Son Kayori, from Panama to Havana

“With Arnaldo we have made a friendship from the moment we met. An excellent person, an excellent musician and also an excellent producer, very responsible, that is why I made my first production here with him and I have returned because I have a lot of confidence in the work that Arnaldo does. and his team. I am very satisfied with the result, with the quality of the musicians who work here, even though they are quite young guys, when you listen to the work they seem to have any number of years in this environment, so that shows that the Cuban musical school is a school that teaches music seriously and I love that, because the result is going to be that traditional character that I like to give to what I do”.

Although more than two hours of direct flight separate us, Panama is “right there” culturally much closer than we can imagine: “We Panamanians, despite the fact that we are on the mainland, we are also Caribbean, just like Cuba, the other is that we are all Hispanic, we have the colonial heritage of the Spanish, but also that African essence, so these two cultures come together and the result is the seasoning, which is the same as that of Cuban and Panamanian food; the behavior that The talkativeness of the Cuban is the same behavior of the Panamanian people… because that is also expressed in the music. Of course they are different cultures, but there are always points of convergence due to that historical heritage”.

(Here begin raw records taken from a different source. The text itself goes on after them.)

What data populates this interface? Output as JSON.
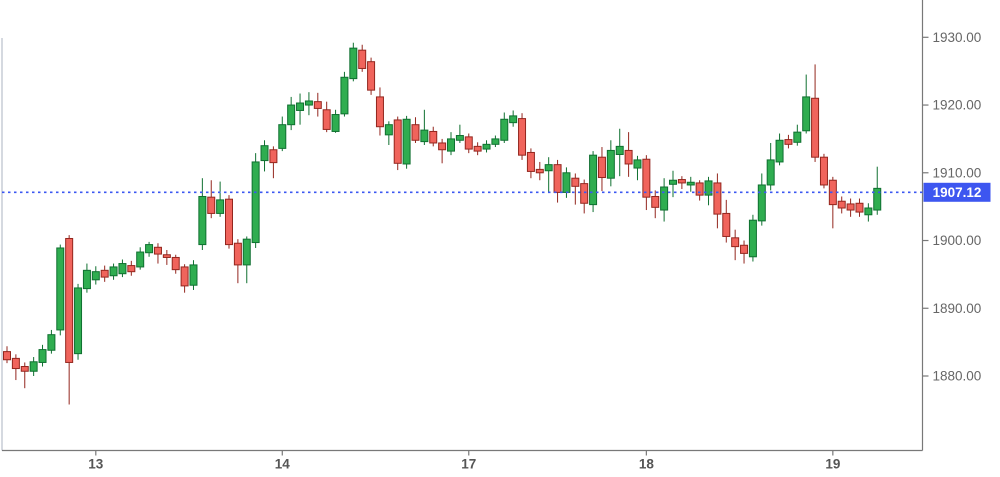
{
  "colors": {
    "background": "#ffffff",
    "up_fill": "#2fad50",
    "up_border": "#0f7030",
    "down_fill": "#f0645c",
    "down_border": "#93261e",
    "axis_line": "#787878",
    "left_border": "#d5d9e0",
    "y_label": "#666666",
    "x_label": "#555555",
    "price_line": "#3b57f2",
    "badge_bg": "#3d56f0",
    "badge_text": "#ffffff"
  },
  "price_line": {
    "value": 1907.12,
    "label": "1907.12"
  },
  "chart_data": {
    "type": "candlestick",
    "title": "",
    "xlabel": "",
    "ylabel": "",
    "grid": false,
    "legend": false,
    "y_axis": {
      "side": "right",
      "tick_labels": [
        "1930.00",
        "1920.00",
        "1910.00",
        "1900.00",
        "1890.00",
        "1880.00"
      ],
      "tick_values": [
        1930,
        1920,
        1910,
        1900,
        1890,
        1880
      ],
      "visible_range": [
        1869,
        1935.5
      ]
    },
    "x_axis": {
      "side": "bottom",
      "tick_labels": [
        "13",
        "14",
        "17",
        "18",
        "19"
      ],
      "tick_candle_index": [
        11,
        32,
        53,
        73,
        94
      ]
    },
    "annotation_line": {
      "value": 1907.12,
      "label": "1907.12",
      "style": "dotted"
    },
    "candles_format": [
      "open",
      "high",
      "low",
      "close"
    ],
    "candles": [
      [
        1883.6,
        1884.4,
        1881.9,
        1882.4
      ],
      [
        1882.6,
        1883.2,
        1879.4,
        1881.1
      ],
      [
        1881.4,
        1882.0,
        1878.2,
        1880.7
      ],
      [
        1880.7,
        1882.8,
        1880.0,
        1882.1
      ],
      [
        1882.0,
        1884.6,
        1881.4,
        1883.9
      ],
      [
        1883.8,
        1886.8,
        1883.3,
        1886.1
      ],
      [
        1886.8,
        1899.4,
        1886.0,
        1898.9
      ],
      [
        1900.3,
        1900.8,
        1875.8,
        1882.0
      ],
      [
        1883.3,
        1893.6,
        1882.4,
        1893.0
      ],
      [
        1892.9,
        1896.6,
        1892.3,
        1895.6
      ],
      [
        1894.2,
        1896.2,
        1893.5,
        1895.4
      ],
      [
        1895.6,
        1896.3,
        1893.9,
        1894.6
      ],
      [
        1894.8,
        1896.6,
        1894.2,
        1896.1
      ],
      [
        1895.1,
        1897.2,
        1894.6,
        1896.6
      ],
      [
        1896.3,
        1897.0,
        1894.8,
        1895.4
      ],
      [
        1896.1,
        1899.0,
        1895.7,
        1898.3
      ],
      [
        1898.2,
        1899.8,
        1897.6,
        1899.4
      ],
      [
        1899.0,
        1899.6,
        1896.6,
        1898.0
      ],
      [
        1897.9,
        1898.6,
        1896.4,
        1897.5
      ],
      [
        1897.5,
        1897.9,
        1895.1,
        1895.7
      ],
      [
        1896.1,
        1896.5,
        1892.3,
        1893.3
      ],
      [
        1893.4,
        1897.1,
        1892.7,
        1896.4
      ],
      [
        1899.4,
        1909.2,
        1898.6,
        1906.5
      ],
      [
        1906.4,
        1908.9,
        1903.3,
        1904.0
      ],
      [
        1904.0,
        1908.7,
        1903.5,
        1906.0
      ],
      [
        1906.1,
        1906.7,
        1898.8,
        1899.4
      ],
      [
        1899.6,
        1900.2,
        1893.7,
        1896.4
      ],
      [
        1896.4,
        1900.6,
        1893.7,
        1900.2
      ],
      [
        1899.7,
        1912.9,
        1898.9,
        1911.6
      ],
      [
        1911.8,
        1914.8,
        1910.2,
        1914.0
      ],
      [
        1913.4,
        1913.9,
        1909.2,
        1911.5
      ],
      [
        1913.6,
        1918.3,
        1913.2,
        1917.1
      ],
      [
        1917.1,
        1921.2,
        1916.3,
        1920.0
      ],
      [
        1919.2,
        1921.7,
        1917.1,
        1920.3
      ],
      [
        1920.0,
        1921.9,
        1918.5,
        1920.6
      ],
      [
        1920.5,
        1921.8,
        1918.3,
        1919.5
      ],
      [
        1919.3,
        1920.5,
        1916.0,
        1916.4
      ],
      [
        1916.1,
        1919.3,
        1915.9,
        1918.6
      ],
      [
        1918.7,
        1924.9,
        1918.3,
        1924.1
      ],
      [
        1923.9,
        1929.2,
        1923.5,
        1928.4
      ],
      [
        1928.1,
        1928.9,
        1924.9,
        1925.4
      ],
      [
        1926.4,
        1927.0,
        1921.5,
        1922.2
      ],
      [
        1921.2,
        1922.6,
        1915.5,
        1916.8
      ],
      [
        1915.6,
        1917.6,
        1914.1,
        1917.1
      ],
      [
        1917.8,
        1918.3,
        1910.4,
        1911.4
      ],
      [
        1911.3,
        1918.4,
        1910.6,
        1917.9
      ],
      [
        1917.1,
        1918.2,
        1914.4,
        1914.8
      ],
      [
        1914.6,
        1919.3,
        1914.1,
        1916.3
      ],
      [
        1916.1,
        1916.8,
        1913.9,
        1914.4
      ],
      [
        1914.4,
        1915.0,
        1911.4,
        1913.4
      ],
      [
        1913.2,
        1916.0,
        1912.6,
        1915.0
      ],
      [
        1914.8,
        1917.1,
        1914.4,
        1915.5
      ],
      [
        1915.3,
        1915.8,
        1912.9,
        1913.5
      ],
      [
        1913.9,
        1914.5,
        1912.6,
        1913.2
      ],
      [
        1913.5,
        1914.8,
        1913.0,
        1914.2
      ],
      [
        1914.2,
        1915.5,
        1913.8,
        1915.0
      ],
      [
        1914.8,
        1918.9,
        1914.4,
        1917.9
      ],
      [
        1917.4,
        1919.2,
        1916.8,
        1918.4
      ],
      [
        1918.0,
        1918.8,
        1911.9,
        1912.6
      ],
      [
        1913.0,
        1913.6,
        1909.2,
        1910.2
      ],
      [
        1910.5,
        1911.6,
        1908.9,
        1910.0
      ],
      [
        1910.3,
        1912.3,
        1907.2,
        1911.2
      ],
      [
        1911.2,
        1911.9,
        1905.6,
        1907.1
      ],
      [
        1907.1,
        1910.8,
        1906.3,
        1910.0
      ],
      [
        1909.2,
        1909.9,
        1905.3,
        1908.0
      ],
      [
        1908.4,
        1909.0,
        1904.0,
        1905.5
      ],
      [
        1905.3,
        1913.2,
        1904.2,
        1912.6
      ],
      [
        1912.3,
        1913.8,
        1907.3,
        1909.3
      ],
      [
        1909.2,
        1914.8,
        1908.0,
        1913.3
      ],
      [
        1912.7,
        1916.5,
        1909.5,
        1913.9
      ],
      [
        1913.3,
        1916.0,
        1909.4,
        1911.3
      ],
      [
        1910.7,
        1912.5,
        1908.9,
        1911.9
      ],
      [
        1912.0,
        1912.6,
        1904.5,
        1906.4
      ],
      [
        1906.5,
        1907.4,
        1903.3,
        1904.9
      ],
      [
        1904.5,
        1909.2,
        1902.8,
        1907.9
      ],
      [
        1908.3,
        1910.3,
        1906.4,
        1908.9
      ],
      [
        1909.0,
        1909.5,
        1907.6,
        1908.5
      ],
      [
        1908.2,
        1909.4,
        1907.2,
        1908.6
      ],
      [
        1908.5,
        1908.9,
        1905.9,
        1906.7
      ],
      [
        1906.7,
        1909.4,
        1905.2,
        1908.8
      ],
      [
        1908.5,
        1909.9,
        1901.8,
        1903.9
      ],
      [
        1904.0,
        1906.0,
        1899.7,
        1900.6
      ],
      [
        1900.4,
        1901.6,
        1897.1,
        1899.1
      ],
      [
        1899.3,
        1900.0,
        1896.6,
        1898.1
      ],
      [
        1897.6,
        1903.8,
        1896.9,
        1903.0
      ],
      [
        1902.9,
        1909.9,
        1902.2,
        1908.2
      ],
      [
        1908.2,
        1914.4,
        1907.4,
        1911.9
      ],
      [
        1911.6,
        1915.8,
        1911.1,
        1914.8
      ],
      [
        1914.9,
        1915.6,
        1913.6,
        1914.2
      ],
      [
        1914.5,
        1917.1,
        1914.0,
        1916.0
      ],
      [
        1916.2,
        1924.5,
        1915.8,
        1921.2
      ],
      [
        1921.0,
        1926.0,
        1911.6,
        1912.3
      ],
      [
        1912.3,
        1912.8,
        1907.7,
        1908.2
      ],
      [
        1908.9,
        1909.4,
        1901.8,
        1905.3
      ],
      [
        1905.8,
        1906.5,
        1904.0,
        1904.8
      ],
      [
        1905.4,
        1906.2,
        1903.5,
        1904.5
      ],
      [
        1905.5,
        1906.2,
        1903.5,
        1904.2
      ],
      [
        1903.8,
        1905.5,
        1902.8,
        1904.8
      ],
      [
        1904.5,
        1910.9,
        1903.8,
        1907.7
      ]
    ]
  }
}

And Adalberto doesn’t take long to make it clear that he himself is an example of that connection between our idiosyncrasies, we talk about rhythms and he lets me know that if a timba plays and he stays still, it’s because he’s dead: “Cuba is a musical reference. Everything what is happening at the level of Afro-Hispanic popular music, the reference is Cuba: the bolero, what they call salsa, many do not agree, but it is a degradation of the son There are many people who are trying to make timba, but that was where the Cuban put a very strong key, as if to say: let’s see if they can do what we do. I’ve always said: to do timba you have to be Cuban. It has so many things, timba is a combination of so many things, it has jazz, it has son, rumba, so that’s complicated”.